How To Become A Forensic Science Technician

How To Become A Forensic Science Technician

Career Video: Forensic Science Technician

If you want a career that combines detective work and laboratory science know-how, a career as a forensic laboratory technician may be something you want to consider. In this profession, you will get the chance to help in the resolution of crimes. Your work in the crime scene involves collecting physical evidence and preserving them, taking pictures and recording observations and findings. You will also be bringing evidence in the laboratory to do chemical, biological and physical analysis on it. With the results, you can try to look for relationships between the evidence and possible perpetrators of the crime.

Aside from the technical knowledge in gathering evidence and performing laboratory tests, you must also pay attention to detail to succeed in this career. You should also possess excellent problem solving skills and critical thinking skills to be able to connect the dots when it comes to linking the results of laboratory tests on the evidence with the possible suspects.

Why Become A Forensic Science Technician

Only selected individuals can become forensic lab technicians. For those who are so inclined, one reason to pursue this career path is to help give justice to crime victims. Individuals who have always wanted a career in law enforcement but don’t want to really focus on the action-packed work that police officers and detectives do will find that becoming a forensic lab technician is the most ideal profession for them.

Forensic Science Technician Work Environment

Forensic lab technicians are usually hired by the state and local governments. They can work in police departments, crime laboratories, medical examiner or coroner offices and morgues. Although they would need to go in crime scenes to collect evidence, bulk of the work of forensic science technicians is spent in laboratories. They follow a regular work schedule but can be called upon to work in the evenings or weekends if their expertise is required.

Forensic Science Technician Salary

Forensic science technicians received a mean annual wage of $57,340 in May 2013, according to the Occupational Employment and Wages report of the US Bureau of Labor Statistics. The agency reported in 2012 that the highest paid forensic science technicians received more than $85,210 while the lowest paid got less than $32,200.

Forensic Science Technician Career Outlook

The US Bureau of Labor Statistics revealed that the employment rate of forensic science technicians is set to rise 6 percent from 2012 to 2022, a rate that is slower than the average for all job types. The use of forensic science in resolving crimes is set to grow as technology becomes more sophisticated but the availability of jobs is going to depend on the budgets of law enforcement agencies. As a result, there will be strong competition for jobs. Those who have advanced degrees in forensic science are going to have an edge.

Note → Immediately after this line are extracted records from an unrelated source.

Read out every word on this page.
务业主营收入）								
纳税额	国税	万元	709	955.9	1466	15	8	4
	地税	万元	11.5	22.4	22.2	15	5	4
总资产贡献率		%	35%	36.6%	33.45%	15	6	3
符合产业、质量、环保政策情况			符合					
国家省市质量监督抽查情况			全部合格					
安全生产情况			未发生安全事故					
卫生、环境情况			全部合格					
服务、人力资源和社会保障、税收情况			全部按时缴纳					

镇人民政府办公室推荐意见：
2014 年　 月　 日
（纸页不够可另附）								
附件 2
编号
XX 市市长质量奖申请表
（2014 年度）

Forensic Science Technician Degree

A bachelor’s degree in chemistry or biology is necessary to become a forensic lab technician. This won’t be enough, however, so most proceed to get a master’s degree in forensic science. The American Academy of Forensic Sciences provides a list of schools that give degrees in forensic science. They still get on-the-job training before they are allowed to handle cases on their own. Although forensic lab technicians don’t need to be certified or licensed, getting one can enhance their credentials.